No começo do ano participei de um evento da própria Meta que reuniu jornalistas e influenciadores para discutir o uso das telas e redes sociais por crianças e adolescentes, além de anunciar melhorias nas plataformas para ajudar no filtros de uso e controle parental.
Uma semana antes o ECA (Estatuto Digital da Criança e do Adolescente) Digital— que estabelece diretrizes para ampliar a proteção de menores no mundo virtual — entrou em vigor no país.
Senti um certo alívio, parecia que finalmente o governo e as próprias empresas estavam entendendo o desafio que nós, pais e cuidadores, enfrentamos no dia a dia.
O papel da família e o slow scrolling
Apesar de ser um trabalho em conjunto, para mim o principal filtro ainda está dentro de casa. Você precisa saber quais são os interesses do seu filho e o que ele consome offline e online.
É muito urgente entender que delimitar o tempo de uso de tela, estabelecer combinados claros e manter uma presença real são as três armas mais poderosas para garantir a segurança dos seus filhos no mundo virtual.
É com diálogo que se estabelece o primeiro filtro de segurança e, talvez, o mais importante deles. Nada substitui uma conversa.
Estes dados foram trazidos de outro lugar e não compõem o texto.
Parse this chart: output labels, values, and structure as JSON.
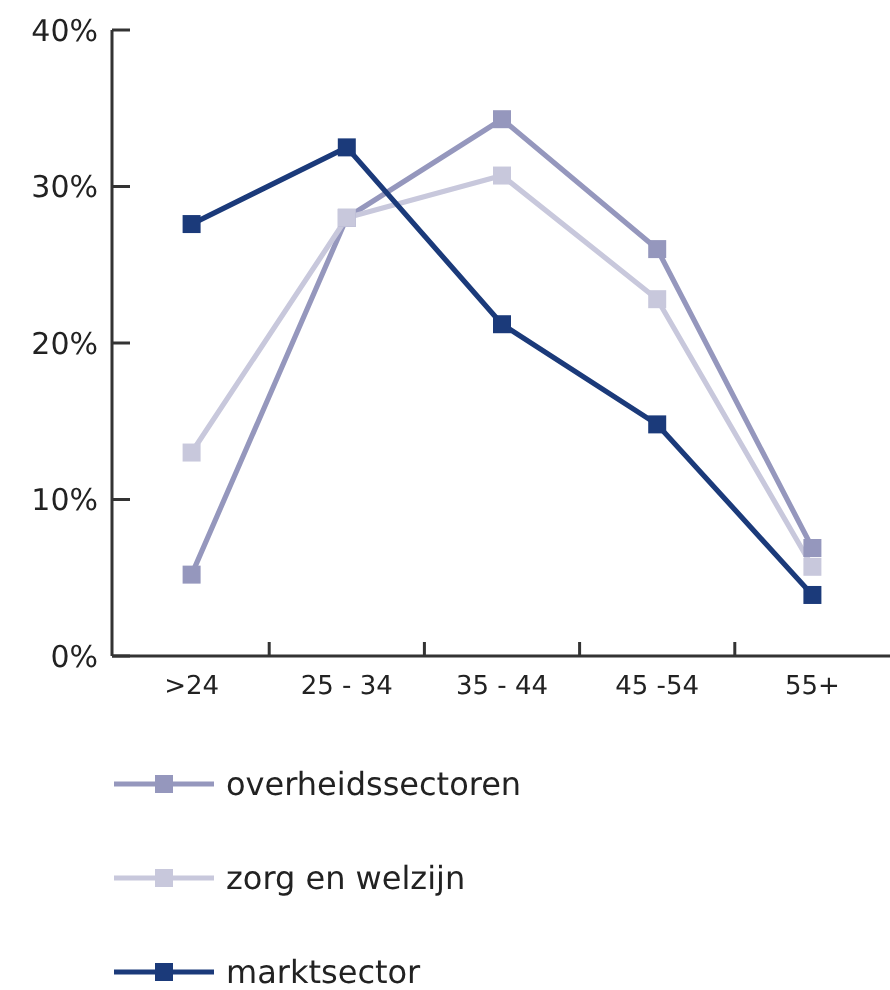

É nosso dever mostrar que o mundo virtual faz parte dessa geração, e que também pode ser legal se usarmos da maneira certa, mas que nada substituiu a vida real. Aquela quando estamos juntos, falando olho no olho e nos confortando com afeto e presença.
Por isso, encoraje o slow scrolling (consumo lento e intencional de conteúdo online) e traga os assuntos desse consumo para uma conversa com troca presencial.